En six minutes dénuées de toute parole, et à travers cet unique lieu, Davy Chou dresse un portrait saisissant de l’un des aspects de la capitale du Cambodge, dans son état actuel. Né le 13 août 1983 à Fontenay-aux-Roses, le cinéaste franco-cambodgien est pétri de culture française et européenne. Ce qui n’exclut en rien une extension mondiale. Si cette façon de filmer une profonde misère et de la rendre belle, en sa noirceur même, fait irrésistiblement penser à l’immense voisin chinois, Wang Bing, on ne peut se défendre du sentiment de voir transposé au cinéma le goût d’Hubert Robert pour les ruines, dans un chromatisme et un clair-obscur qui seraient ceux de Rembrandt. Dès les premières secondes, l’œil est saisi, fasciné.
Soudain, de ce silence tout juste effleuré par le bruissement lointain de la ville, s’élève un chant. Montant de l’un des écrans qui miroitent au fond de ces abris de fortune ? On ne le saura pas.
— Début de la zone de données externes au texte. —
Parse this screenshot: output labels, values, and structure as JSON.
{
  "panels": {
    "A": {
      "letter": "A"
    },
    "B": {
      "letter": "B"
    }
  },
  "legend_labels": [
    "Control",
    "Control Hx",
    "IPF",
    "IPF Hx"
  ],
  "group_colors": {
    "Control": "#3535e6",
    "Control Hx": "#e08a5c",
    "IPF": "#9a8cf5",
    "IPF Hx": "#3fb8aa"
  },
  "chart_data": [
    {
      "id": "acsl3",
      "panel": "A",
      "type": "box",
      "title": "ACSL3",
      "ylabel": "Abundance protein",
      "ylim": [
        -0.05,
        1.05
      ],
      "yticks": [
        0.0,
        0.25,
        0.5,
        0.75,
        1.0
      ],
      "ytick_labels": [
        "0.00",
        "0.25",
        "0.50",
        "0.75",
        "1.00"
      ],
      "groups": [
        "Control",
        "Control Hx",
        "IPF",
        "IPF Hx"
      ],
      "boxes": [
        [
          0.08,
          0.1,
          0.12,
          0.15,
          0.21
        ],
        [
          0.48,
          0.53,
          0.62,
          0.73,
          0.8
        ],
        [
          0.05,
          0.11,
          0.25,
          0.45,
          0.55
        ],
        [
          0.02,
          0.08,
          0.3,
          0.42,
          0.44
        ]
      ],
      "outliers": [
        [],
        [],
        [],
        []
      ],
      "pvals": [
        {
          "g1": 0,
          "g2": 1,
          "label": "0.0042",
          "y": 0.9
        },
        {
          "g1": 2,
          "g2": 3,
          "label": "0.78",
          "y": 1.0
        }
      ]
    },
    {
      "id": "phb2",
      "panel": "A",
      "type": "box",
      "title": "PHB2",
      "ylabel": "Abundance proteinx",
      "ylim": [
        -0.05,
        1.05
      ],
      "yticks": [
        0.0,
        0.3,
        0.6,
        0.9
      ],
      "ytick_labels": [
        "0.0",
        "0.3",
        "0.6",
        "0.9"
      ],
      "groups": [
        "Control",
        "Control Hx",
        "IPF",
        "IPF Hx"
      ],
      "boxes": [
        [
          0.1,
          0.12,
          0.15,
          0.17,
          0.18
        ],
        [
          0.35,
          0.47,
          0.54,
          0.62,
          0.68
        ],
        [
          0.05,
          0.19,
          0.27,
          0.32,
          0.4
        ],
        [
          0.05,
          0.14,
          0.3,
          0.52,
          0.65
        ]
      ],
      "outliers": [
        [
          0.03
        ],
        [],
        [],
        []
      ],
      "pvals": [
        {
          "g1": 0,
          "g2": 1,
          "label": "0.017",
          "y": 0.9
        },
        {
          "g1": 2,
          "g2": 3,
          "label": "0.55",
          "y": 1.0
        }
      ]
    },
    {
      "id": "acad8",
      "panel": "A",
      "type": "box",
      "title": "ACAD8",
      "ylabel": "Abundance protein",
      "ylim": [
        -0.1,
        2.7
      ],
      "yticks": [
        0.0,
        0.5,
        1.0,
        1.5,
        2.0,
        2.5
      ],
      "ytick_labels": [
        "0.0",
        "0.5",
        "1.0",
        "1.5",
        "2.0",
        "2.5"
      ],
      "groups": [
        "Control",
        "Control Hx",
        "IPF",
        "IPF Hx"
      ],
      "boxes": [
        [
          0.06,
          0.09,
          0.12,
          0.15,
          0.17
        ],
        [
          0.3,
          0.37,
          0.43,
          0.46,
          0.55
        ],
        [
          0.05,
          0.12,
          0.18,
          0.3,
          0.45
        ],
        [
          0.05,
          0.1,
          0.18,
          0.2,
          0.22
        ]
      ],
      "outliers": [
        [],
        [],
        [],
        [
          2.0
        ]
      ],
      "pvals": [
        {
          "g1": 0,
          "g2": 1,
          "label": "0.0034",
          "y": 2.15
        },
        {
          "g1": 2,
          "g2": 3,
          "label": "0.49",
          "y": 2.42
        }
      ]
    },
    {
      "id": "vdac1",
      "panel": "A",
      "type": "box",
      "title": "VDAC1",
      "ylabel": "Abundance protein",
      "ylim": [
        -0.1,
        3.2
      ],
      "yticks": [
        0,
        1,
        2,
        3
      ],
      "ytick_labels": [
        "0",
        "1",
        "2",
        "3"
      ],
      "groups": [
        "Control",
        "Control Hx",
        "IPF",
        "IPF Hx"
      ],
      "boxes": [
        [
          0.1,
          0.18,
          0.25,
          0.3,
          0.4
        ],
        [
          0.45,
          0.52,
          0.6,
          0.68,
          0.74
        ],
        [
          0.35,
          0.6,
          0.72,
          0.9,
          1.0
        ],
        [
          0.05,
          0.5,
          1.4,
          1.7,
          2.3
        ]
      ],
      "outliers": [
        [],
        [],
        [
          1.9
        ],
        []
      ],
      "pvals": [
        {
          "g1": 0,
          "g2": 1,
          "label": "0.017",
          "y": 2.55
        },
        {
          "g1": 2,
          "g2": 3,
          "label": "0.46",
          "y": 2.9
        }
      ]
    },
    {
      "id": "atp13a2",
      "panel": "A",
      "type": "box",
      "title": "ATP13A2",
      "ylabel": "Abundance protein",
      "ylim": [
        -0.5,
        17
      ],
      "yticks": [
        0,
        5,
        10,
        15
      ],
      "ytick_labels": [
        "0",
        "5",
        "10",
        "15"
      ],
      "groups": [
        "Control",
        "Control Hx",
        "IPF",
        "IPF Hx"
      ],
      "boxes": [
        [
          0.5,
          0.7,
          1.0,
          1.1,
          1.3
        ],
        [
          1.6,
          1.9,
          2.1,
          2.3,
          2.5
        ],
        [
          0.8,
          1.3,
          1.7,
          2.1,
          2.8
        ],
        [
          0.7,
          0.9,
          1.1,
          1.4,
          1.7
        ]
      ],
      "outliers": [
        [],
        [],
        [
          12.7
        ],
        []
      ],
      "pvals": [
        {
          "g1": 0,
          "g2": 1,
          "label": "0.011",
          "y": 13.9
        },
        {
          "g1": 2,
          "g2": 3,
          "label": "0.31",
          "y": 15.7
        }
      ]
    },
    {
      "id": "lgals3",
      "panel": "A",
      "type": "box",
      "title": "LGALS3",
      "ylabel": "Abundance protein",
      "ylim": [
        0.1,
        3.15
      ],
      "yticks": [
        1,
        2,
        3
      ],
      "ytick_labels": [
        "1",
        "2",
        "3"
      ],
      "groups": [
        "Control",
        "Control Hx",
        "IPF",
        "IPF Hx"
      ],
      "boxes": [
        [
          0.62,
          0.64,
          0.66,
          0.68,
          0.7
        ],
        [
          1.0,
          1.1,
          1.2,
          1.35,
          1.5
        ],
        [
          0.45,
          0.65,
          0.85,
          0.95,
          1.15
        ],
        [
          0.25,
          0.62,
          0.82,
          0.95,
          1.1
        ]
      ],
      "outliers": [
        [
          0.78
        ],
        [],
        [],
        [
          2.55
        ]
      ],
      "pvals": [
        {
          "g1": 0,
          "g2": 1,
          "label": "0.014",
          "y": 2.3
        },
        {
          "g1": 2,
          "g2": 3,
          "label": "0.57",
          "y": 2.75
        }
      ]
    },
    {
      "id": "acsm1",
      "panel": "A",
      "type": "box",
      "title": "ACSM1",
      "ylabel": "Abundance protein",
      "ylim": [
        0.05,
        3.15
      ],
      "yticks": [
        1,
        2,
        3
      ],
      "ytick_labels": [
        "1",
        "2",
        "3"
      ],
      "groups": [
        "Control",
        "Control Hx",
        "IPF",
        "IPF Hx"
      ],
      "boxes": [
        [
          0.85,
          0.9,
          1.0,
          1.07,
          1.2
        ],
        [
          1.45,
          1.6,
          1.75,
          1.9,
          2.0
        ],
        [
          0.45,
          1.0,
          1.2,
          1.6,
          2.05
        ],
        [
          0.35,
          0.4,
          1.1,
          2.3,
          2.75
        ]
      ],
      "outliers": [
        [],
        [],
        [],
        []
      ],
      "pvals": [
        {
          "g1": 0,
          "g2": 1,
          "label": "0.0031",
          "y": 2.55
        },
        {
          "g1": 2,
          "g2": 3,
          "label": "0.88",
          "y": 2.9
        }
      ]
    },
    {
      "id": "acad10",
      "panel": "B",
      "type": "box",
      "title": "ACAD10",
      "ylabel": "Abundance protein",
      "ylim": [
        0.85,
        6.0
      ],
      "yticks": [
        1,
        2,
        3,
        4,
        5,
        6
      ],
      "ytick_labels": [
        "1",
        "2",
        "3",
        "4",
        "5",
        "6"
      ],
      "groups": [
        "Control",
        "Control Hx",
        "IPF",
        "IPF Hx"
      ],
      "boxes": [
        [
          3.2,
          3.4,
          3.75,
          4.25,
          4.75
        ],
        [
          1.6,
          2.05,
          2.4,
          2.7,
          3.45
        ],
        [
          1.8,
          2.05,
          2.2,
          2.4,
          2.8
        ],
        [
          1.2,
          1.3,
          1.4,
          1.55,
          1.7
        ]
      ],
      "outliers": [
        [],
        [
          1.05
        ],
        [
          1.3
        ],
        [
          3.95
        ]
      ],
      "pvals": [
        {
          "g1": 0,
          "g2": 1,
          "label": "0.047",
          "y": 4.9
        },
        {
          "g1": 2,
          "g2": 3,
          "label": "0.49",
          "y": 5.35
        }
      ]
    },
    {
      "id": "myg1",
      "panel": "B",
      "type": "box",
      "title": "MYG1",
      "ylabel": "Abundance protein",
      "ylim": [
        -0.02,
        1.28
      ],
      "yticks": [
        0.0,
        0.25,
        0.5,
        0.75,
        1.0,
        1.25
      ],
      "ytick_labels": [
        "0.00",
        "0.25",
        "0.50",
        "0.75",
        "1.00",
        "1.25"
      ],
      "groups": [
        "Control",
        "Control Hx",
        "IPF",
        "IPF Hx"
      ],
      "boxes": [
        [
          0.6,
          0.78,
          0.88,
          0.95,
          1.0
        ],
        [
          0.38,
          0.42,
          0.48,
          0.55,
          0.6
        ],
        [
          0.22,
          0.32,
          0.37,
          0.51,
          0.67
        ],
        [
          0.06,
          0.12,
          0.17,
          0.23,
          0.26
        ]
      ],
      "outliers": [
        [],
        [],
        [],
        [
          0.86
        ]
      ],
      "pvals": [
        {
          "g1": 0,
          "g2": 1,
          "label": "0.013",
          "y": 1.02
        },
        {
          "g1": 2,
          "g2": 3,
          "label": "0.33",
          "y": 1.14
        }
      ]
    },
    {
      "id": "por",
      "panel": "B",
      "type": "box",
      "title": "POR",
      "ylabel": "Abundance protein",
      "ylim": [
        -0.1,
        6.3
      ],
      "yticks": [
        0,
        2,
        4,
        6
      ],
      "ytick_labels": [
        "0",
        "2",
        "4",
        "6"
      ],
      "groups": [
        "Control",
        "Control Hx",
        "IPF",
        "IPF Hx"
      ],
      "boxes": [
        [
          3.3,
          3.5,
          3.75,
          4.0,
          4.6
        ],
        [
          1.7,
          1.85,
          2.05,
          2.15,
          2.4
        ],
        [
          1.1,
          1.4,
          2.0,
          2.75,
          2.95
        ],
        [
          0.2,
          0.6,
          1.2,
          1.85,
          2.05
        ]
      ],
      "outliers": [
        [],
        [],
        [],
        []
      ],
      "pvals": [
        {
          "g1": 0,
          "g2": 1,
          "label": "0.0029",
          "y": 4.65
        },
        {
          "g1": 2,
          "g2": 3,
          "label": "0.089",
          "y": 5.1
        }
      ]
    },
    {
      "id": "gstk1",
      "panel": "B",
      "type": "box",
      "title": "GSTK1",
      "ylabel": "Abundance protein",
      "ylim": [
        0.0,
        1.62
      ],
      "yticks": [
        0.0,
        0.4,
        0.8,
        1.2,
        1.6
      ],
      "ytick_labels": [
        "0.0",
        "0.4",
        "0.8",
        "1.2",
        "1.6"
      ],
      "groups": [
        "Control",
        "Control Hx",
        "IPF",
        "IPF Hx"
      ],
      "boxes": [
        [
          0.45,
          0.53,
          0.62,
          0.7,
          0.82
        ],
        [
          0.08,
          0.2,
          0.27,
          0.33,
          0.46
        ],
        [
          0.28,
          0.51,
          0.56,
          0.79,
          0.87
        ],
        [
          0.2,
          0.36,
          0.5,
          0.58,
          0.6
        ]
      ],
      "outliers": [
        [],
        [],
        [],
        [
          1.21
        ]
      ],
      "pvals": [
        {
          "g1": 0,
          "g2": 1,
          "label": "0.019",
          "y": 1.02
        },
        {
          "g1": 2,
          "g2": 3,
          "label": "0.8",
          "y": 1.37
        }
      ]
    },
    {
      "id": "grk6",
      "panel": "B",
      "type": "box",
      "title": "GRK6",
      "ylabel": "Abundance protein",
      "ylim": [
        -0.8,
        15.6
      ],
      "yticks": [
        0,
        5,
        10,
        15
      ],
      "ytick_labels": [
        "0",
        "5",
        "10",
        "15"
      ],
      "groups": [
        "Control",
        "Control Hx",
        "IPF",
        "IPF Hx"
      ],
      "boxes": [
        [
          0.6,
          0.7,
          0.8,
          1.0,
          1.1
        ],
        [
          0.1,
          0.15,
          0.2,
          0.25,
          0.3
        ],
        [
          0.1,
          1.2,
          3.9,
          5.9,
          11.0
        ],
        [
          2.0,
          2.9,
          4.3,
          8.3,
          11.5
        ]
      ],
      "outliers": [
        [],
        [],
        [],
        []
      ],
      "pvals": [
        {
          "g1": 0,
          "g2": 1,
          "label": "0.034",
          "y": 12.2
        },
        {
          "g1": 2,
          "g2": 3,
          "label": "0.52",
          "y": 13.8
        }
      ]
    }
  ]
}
Mais c’est une présence littéraire qui s’impose alors, et l’on croit entendre enfin, véritablement, l’écho de la mendiante dont la chanson traverse nombre de romans de Marguerite Duras.
Rarement court-métrage, si authentiquement « court », et non verbal, aura autant happé son spectateur, l’embarquant vers un espace-temps radicalement autre, mais où l’on aimerait continuer à glisser au rythme calme et continu de cette vieille dame, témoin muet d’un temps et d’un lieu qui se sont visiblement effondrés.